Whilst it is essential that everyone obtains accurate health care information, surely there is not a man alive, even one who has had his penis inverted, who thinks that somehow the complex reproductive system of a female person was popped in at the top end of that without them being told? It would be laughable if it wasn’t a perfect indication of how far this ludicrous ideology has driven otherwise sane organisations and individuals.
Yet the leaflet was particularly inflammatory when it came to surgery used to treat the cancer of people who “identify” as the opposite sex. At this point the wheels came completely off the logic cart and in the section “Cancer surgery and gender-affirming surgery”, trans-identifying patients are told:
Sometimes surgery to treat cancer is also gender-affirming. Surgery to remove the cancer may remove a body part that you prefer not to have anyway.
As a cancer patient who had extensive life-saving surgery, which removed several abdominal parts, including my womb, I can say with absolute certainty that the surgery did not change my sex. I am still a woman. Nothing about being full of tumours is fun, and nothing about removing the body parts targeted by them could ever be compensated for. This is the vilest suggestion in the booklet, that there could be a welcome result of undergoing major surgery.
The nurse who discovered the booklet told me:
That was the very worst sentence for me, one that floored me and my colleagues. It sounded like a cancer diagnosis was sometimes something to be celebrated when we all know very well the devastating impact of a cancer diagnosis. There is the underlying suggestion throughout that the trans patient opts for “gender affirming” life care over life-saving treatments like radiotherapy. This seems irresponsible to me.
She continued:
The whole thing seems regressive, unscientific and generally very poor advice which is more likely to cause harm to these patients.

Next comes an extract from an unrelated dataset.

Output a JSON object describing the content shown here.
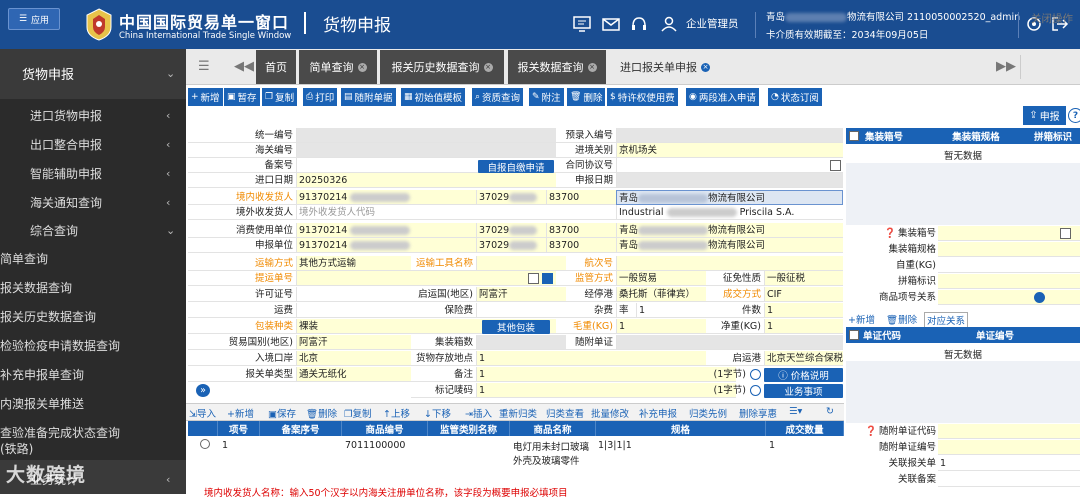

The other thing highlighted by the booklet is that this insidious ideology, and the demand for solutions it creates, is causing people to hate their own bodies so much that when they are told, cruelly and insensitively, that there is a positive to their body being attacked by disease, they can be convinced that it is a win. It is an unhinged way to treat the seriously ill.
I find it unutterably sad that such a brilliant charity as Macmillan has co-produced this booklet and that a well-respected hospital has launched it at vulnerable patients, suffering the worst of times.
The only positive thing to cut out is the lie that people can change sex.